Les Ouvrages Du CRASC

Centre de Recherche en Anthropologie Sociale et Culturelle

Index des ouvrages

Les Ouvrages du CRASC, 2018, p. 47-56, ISBN : 978-9931-598-15-2 | Texte intégral





 

Lahouaria NOURINE – EL AID

 

 

Les particularités du théâtre de Abdelkader ALLOULA

Dès son émergence au XXe siècle, le théâtre algérien a puisé ses thèmes dans le quotidien afin de rester le plus proche possible du public qui est considéré comme miroir de la vie sociale. Parmi les objectifs de ce théâtre : éduquer, éveiller et divertir l’assistance, l’action de divertissement est vitale pour assurer la vivacité du spectacle à travers le temps.

Des dramaturges algériens d’avant l’indépendance comme ALLALOU, Rachid KSANTINI et BACHTARZI pour ne citer que ces quelques noms, ont transposé sur scène les inquiétudes et les tensions politiques et sociales que traversait la société algérienne tyrannisée par le colonialisme qui voulait effacer l’identité algérienne et occulter son parcours historique. Après l’indépendance, d’autres dramaturges sont venus comme Ould Abderrahmane Abdelkader surnommé KAKI et ALLOULA qui ont respecté la même perspective.

Ainsi, les thèmes et les sujets puisés dans ses représentations émergent des préoccupations et des problèmes du spectateur.

A ce propos Dominique MAINGUENEAU[1] explique que le thème est ce choix qui est au centre de toute vision du monde, pour transmettre ces thèmes à l’assistance, nos dramaturges avaient besoin de l’arabe dialectal, la langue du quotidien. La langue du peuple est l’élément linguistique qui prime dans pratiquement toutes leurs représentations afin de rendre accessible le théâtre à l’ensemble des algériens comme nous pouvons constater dans
El-Ajouad (les généreux) :

" أنت لمزال ما فهمتش مليح و مخشن راسك خلا دار وعدك" .[2]
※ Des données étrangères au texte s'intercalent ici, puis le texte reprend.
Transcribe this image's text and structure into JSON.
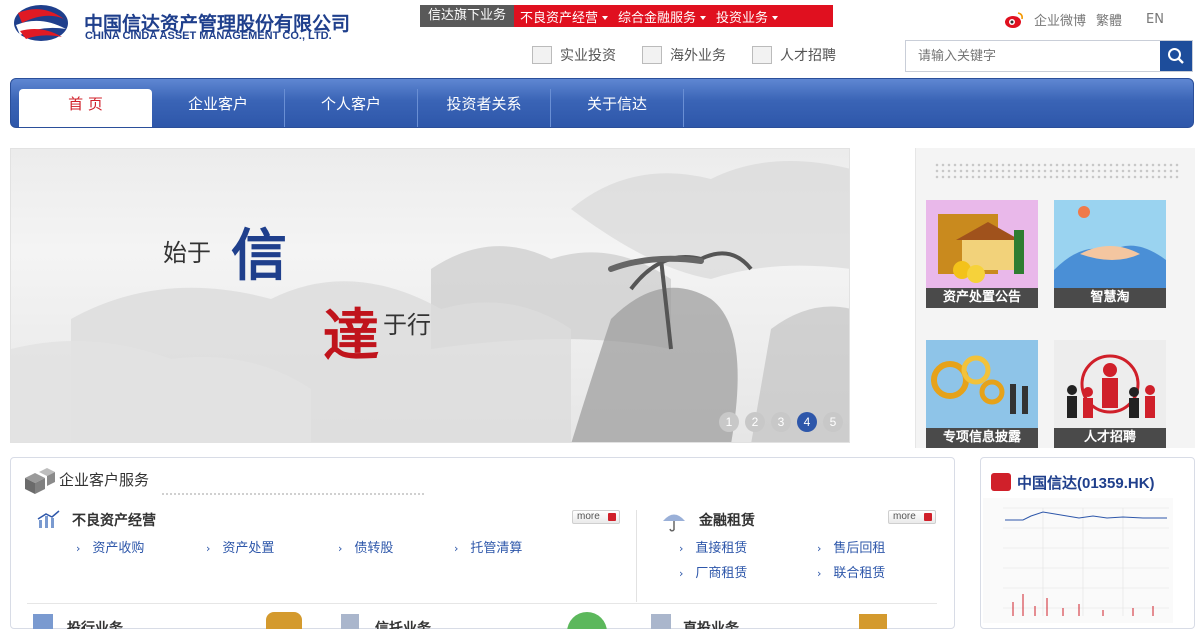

Abdelkader ALLOULA pose avec acuité les conflits et les maux sociaux d’une société en mal de vivre: la bureaucratie, la corruption administrative et autres difficultés politiques et culturelles qui accablent le quotidien de l’algérien. Toutes les pièces théâtrales de ALLOULA touchent particulièrement la conscience du spectateur et l’incitent à se révolter contre toute oppression qui le transforme en un élément passif. Todorov a expliqué cette idée en disant que : « le thème est habituellement coloré d’émotion, il évoque un sentiment d’indignation ou de sympathie et il a toujours un jugement de valeurs »[3].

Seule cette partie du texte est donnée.